Britain is preparing natural resource claims on tens of thousands of square miles of the Atlantic Ocean floor, stretching from Rockall Island off the Irish coast down to Las Malvinas and Ascension in the south Atlantic.
The British claims are being rushed to the United Nations ahead of an international deadline for registering interests.
New deep-sea drilling technologies mean that previously inaccessible oil and gas deposits can now be made commercially viable.
Under the UN Convention on the Law of the Sea, states may register their rights to a continental shelf if they can show that it extends from their territories before falling away into deep ocean.
Preliminary talks on Rockall, which is claimed by Ireland, Britain, Denmark and Iceland, are being held in Reykjavik this week.
The new claim by the British government ahead of the talks was criticised by the Irish Department of Communications, Energy and Natural Resources as “not very helpful”.
Rockall has been at the centre of a diplomatic dispute between Britain and Ireland for more than 50 years.
In September 1955 two Royal Marines were dropped onto the rock by helicopter where they planted a Union flag and cemented a plaque claiming British sovereignty.
The British government then claimed it had invaded Rockall to prevent the former Soviet Union from using it as a spy base.

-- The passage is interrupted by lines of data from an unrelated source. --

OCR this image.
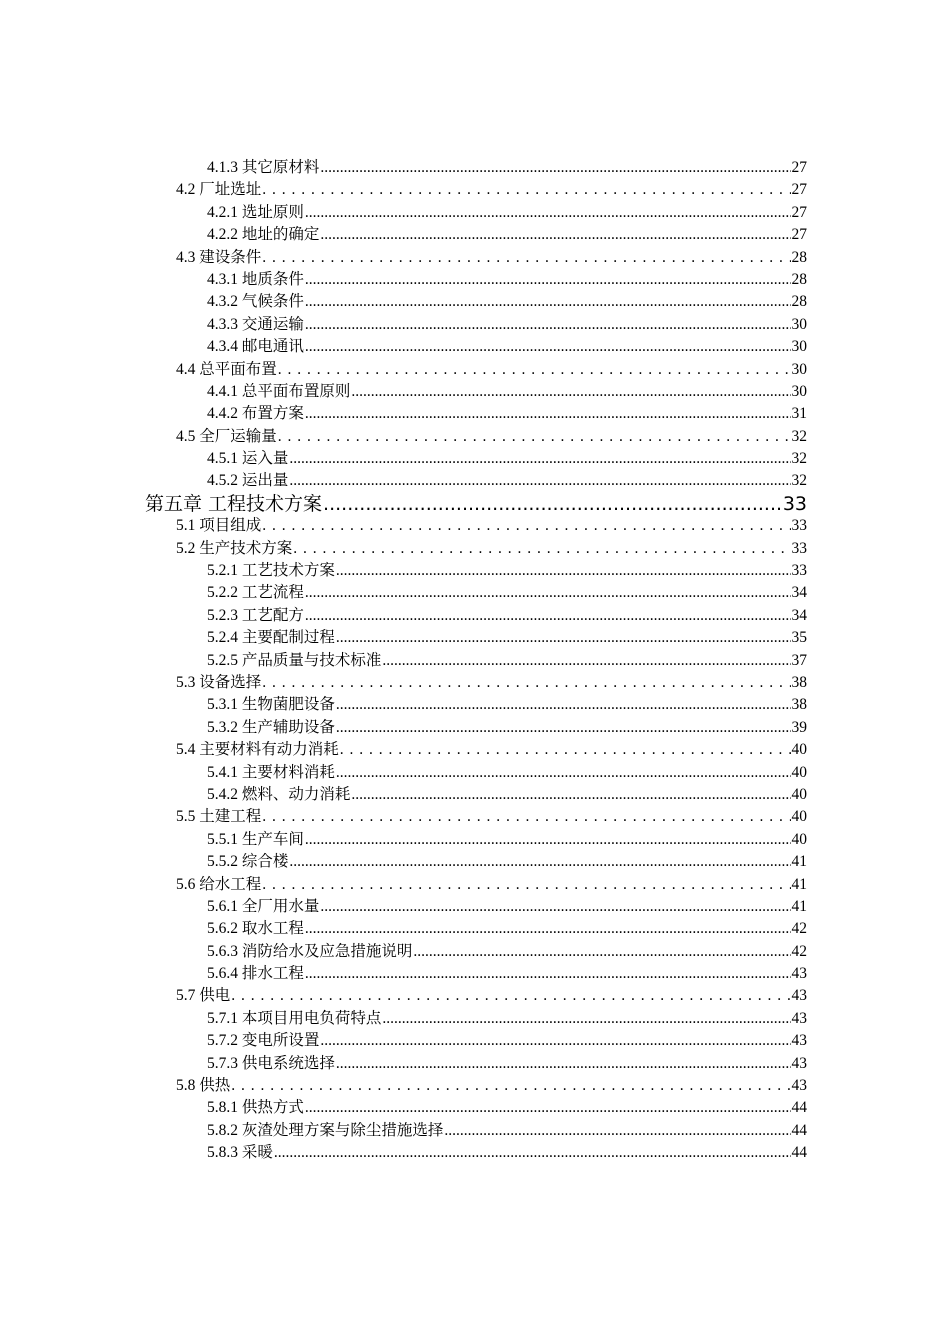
4.1.3 其它原材料 .....	27
4.2 厂址选址 . . .	27
4.2.1 选址原则 .....	27
4.2.2 地址的确定 .....	27
4.3 建设条件 . . .	28
4.3.1 地质条件 .....	28
4.3.2 气候条件 .....	28
4.3.3 交通运输 .....	30
4.3.4 邮电通讯 .....	30
4.4 总平面布置 . . .	30
4.4.1 总平面布置原则 .....	30
4.4.2 布置方案 .....	31
4.5 全厂运输量 . . .	32
4.5.1 运入量 .....	32
4.5.2 运出量 .....	32
第五章 工程技术方案 .....	33
5.1 项目组成 . . .	33
5.2 生产技术方案 . . .	33
5.2.1 工艺技术方案 .....	33
5.2.2 工艺流程 .....	34
5.2.3 工艺配方 .....	34
5.2.4 主要配制过程 .....	35
5.2.5 产品质量与技术标准 .....	37
5.3 设备选择 . . .	38
5.3.1 生物菌肥设备 .....	38
5.3.2 生产辅助设备 .....	39
5.4 主要材料有动力消耗 . . .	40
5.4.1 主要材料消耗 .....	40
5.4.2 燃料、动力消耗 .....	40
5.5 土建工程 . . .	40
5.5.1 生产车间 .....	40
5.5.2 综合楼 .....	41
5.6 给水工程 . . .	41
5.6.1 全厂用水量 .....	41
5.6.2 取水工程 .....	42
5.6.3 消防给水及应急措施说明 .....	42
5.6.4 排水工程 .....	43
5.7 供电 . . .	43
5.7.1 本项目用电负荷特点 .....	43
5.7.2 变电所设置 .....	43
5.7.3 供电系统选择 .....	43
5.8 供热 . . .	43
5.8.1 供热方式 .....	44
5.8.2 灰渣处理方案与除尘措施选择 .....	44
5.8.3 采暖 .....	44
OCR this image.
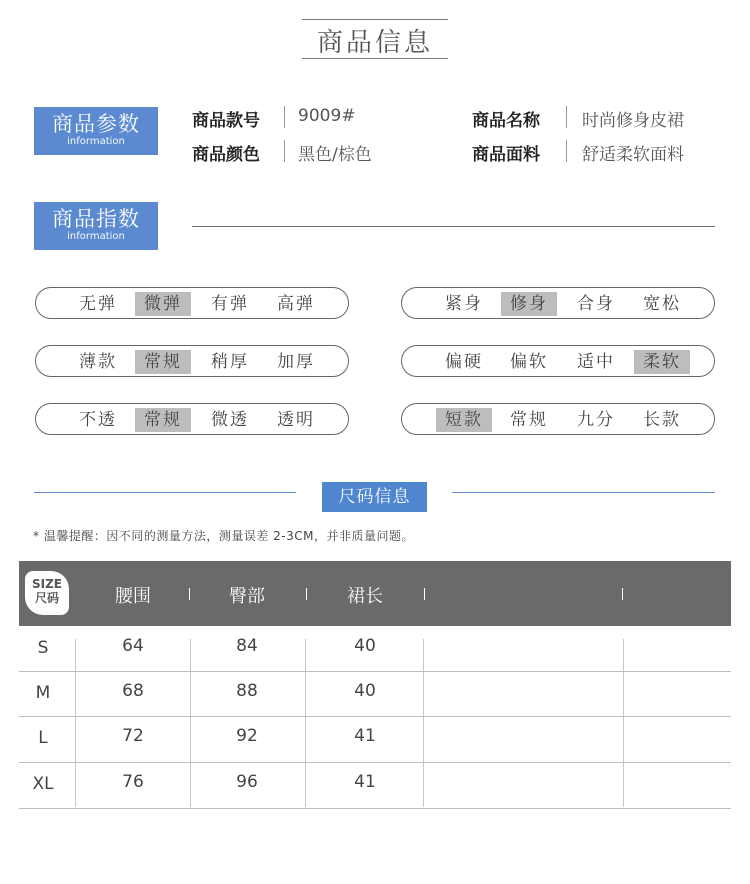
商品信息
商品参数
information
商品款号 9009#	商品名称 时尚修身皮裙
商品颜色 黑色/棕色	商品面料 舒适柔软面料
商品指数
information
无弹	微弹	有弹	高弹	紧身	修身	合身	宽松
薄款	常规	稍厚	加厚	偏硬	偏软	适中	柔软
不透	常规	微透	透明	短款	常规	九分	长款
尺码信息
* 温馨提醒：因不同的测量方法，测量误差 2-3CM，并非质量问题。
SIZE
尺码	腰围	臀部	裙长
S	64	84	40
M	68	88	40
L	72	92	41
XL	76	96	41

In 1985 Donegal TD Pat ‘The Cope’ Gallagher claimed Rockall as part of his constituency.
“It is the wealthiest part of any constituency in the Irish Republic, surrounded as it is by thousands of square miles of unpolluted fishing grounds and large untapped reserves of oil and natural gas,” he said at the time.
In 1992 west Belfast brothers Philip and Fergus Gribbon attempted to build a dwelling on Rockall, but were refused planning permission by Donegal County Council.
In 1997 Rockall was invaded for the last time when three Greenpeace activists took over the north Atlantic island to protest at the continued exploitation of the world’s oil reserves.
The protesters announced that they had changed Rockall’s name to Waveland.
In Gaelic folklore Rocabarraigh, as the island is known, is supposed to appear three times, the last being at the end of the world.